Rechtbank Den Haag oordeelt dat Y zijn dienstbetrekking niet uitoefent aan boord van een schip dat in internationaal verkeer wordt geëxploiteerd. Het heffingsrecht komt dan niet toe aan Zwitserland en Nederland hoeft geen voorkoming van dubbele belasting te verlenen.
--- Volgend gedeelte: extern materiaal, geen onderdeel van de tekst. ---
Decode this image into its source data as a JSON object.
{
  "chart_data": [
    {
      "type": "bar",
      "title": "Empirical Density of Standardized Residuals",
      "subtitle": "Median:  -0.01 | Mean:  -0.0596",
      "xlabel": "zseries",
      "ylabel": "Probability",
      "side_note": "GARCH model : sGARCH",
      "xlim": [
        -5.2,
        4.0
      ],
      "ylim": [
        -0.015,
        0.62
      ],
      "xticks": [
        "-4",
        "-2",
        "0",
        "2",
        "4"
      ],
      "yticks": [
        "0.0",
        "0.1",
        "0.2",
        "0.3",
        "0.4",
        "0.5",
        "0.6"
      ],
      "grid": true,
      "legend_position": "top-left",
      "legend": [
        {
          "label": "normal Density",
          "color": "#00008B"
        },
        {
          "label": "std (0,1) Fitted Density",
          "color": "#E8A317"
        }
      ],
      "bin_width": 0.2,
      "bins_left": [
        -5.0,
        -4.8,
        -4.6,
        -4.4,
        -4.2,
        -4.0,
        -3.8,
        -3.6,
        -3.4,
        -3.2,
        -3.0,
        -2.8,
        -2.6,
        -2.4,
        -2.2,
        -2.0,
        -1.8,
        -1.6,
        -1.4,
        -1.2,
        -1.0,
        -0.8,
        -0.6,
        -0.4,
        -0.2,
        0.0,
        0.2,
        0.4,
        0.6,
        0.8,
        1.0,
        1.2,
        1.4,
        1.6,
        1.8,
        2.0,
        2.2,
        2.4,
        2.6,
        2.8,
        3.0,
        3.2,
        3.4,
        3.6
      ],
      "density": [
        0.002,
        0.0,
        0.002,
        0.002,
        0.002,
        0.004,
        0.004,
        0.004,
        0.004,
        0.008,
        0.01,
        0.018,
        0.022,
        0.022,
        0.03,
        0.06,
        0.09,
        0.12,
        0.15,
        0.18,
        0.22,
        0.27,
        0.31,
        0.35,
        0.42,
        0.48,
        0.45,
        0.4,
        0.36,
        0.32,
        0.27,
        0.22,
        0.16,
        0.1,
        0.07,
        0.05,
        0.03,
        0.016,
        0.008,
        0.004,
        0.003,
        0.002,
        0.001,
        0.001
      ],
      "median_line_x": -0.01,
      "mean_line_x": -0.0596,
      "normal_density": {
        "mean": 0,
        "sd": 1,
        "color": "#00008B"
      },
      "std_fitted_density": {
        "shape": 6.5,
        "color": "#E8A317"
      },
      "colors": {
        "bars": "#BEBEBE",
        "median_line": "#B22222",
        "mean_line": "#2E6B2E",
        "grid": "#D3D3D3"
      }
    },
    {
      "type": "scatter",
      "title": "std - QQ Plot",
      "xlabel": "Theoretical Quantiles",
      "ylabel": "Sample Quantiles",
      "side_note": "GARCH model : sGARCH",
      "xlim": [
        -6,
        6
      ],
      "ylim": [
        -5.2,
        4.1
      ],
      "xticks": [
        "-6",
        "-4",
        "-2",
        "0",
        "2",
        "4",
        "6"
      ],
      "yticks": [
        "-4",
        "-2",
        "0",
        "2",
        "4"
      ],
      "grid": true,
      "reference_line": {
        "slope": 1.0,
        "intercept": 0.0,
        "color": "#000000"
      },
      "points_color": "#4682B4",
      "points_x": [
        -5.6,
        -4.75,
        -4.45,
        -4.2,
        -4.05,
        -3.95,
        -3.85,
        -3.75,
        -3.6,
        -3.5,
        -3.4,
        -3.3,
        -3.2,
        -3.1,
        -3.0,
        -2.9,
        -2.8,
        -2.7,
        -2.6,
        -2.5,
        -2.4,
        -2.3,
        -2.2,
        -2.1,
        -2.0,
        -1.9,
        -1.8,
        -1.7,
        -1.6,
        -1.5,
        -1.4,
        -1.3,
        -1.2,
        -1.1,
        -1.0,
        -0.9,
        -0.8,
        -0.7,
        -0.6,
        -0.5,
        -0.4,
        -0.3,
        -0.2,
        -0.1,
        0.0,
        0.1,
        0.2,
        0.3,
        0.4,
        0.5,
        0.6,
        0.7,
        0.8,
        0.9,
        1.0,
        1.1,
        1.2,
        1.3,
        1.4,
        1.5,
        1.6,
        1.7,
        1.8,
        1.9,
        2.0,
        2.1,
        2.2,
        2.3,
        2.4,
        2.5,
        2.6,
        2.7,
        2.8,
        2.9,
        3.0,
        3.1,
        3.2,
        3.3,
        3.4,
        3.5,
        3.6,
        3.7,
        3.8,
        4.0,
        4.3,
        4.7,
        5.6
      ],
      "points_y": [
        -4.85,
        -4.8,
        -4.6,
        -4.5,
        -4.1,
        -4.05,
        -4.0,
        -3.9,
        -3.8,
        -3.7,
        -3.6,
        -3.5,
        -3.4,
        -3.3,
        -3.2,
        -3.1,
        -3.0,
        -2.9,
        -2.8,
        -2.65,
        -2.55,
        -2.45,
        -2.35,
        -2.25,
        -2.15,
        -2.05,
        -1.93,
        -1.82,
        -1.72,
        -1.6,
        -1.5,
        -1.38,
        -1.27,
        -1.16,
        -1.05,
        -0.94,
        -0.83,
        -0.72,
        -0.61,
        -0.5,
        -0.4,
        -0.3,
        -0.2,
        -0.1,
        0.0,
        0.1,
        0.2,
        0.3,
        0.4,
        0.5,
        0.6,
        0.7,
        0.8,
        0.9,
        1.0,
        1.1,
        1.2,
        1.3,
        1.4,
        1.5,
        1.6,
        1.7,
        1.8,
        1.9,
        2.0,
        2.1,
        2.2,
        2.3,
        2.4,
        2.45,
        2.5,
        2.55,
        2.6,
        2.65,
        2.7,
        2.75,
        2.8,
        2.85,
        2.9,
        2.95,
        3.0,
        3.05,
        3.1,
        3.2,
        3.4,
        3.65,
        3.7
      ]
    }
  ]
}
Belanghebbende, Y, werkt in loondienst voor het Zwitserse X. Y wordt tewerkgesteld op schepen van het gelieerde V. De schepen leveren diensten op zee aan onder andere energiemaatschappijen, zoals het leggen van pijpleidingen en het verwijderen van platforms. V heeft zijn hoofdvestiging in Zwitserland en een kantoor in onder andere Nederland. Y heeft in 2015 gewerkt in Zuid-Korea (79 werkdagen), Nederland (3 werkdagen) en Noorwegen (24 werkdagen), maar niet in Zwitserland. Y is van mening dat Zwitserland op grond van art. 15 lid 3 Verdrag NL-Zwitserland het heffingsrecht heeft over zijn inkomen van X.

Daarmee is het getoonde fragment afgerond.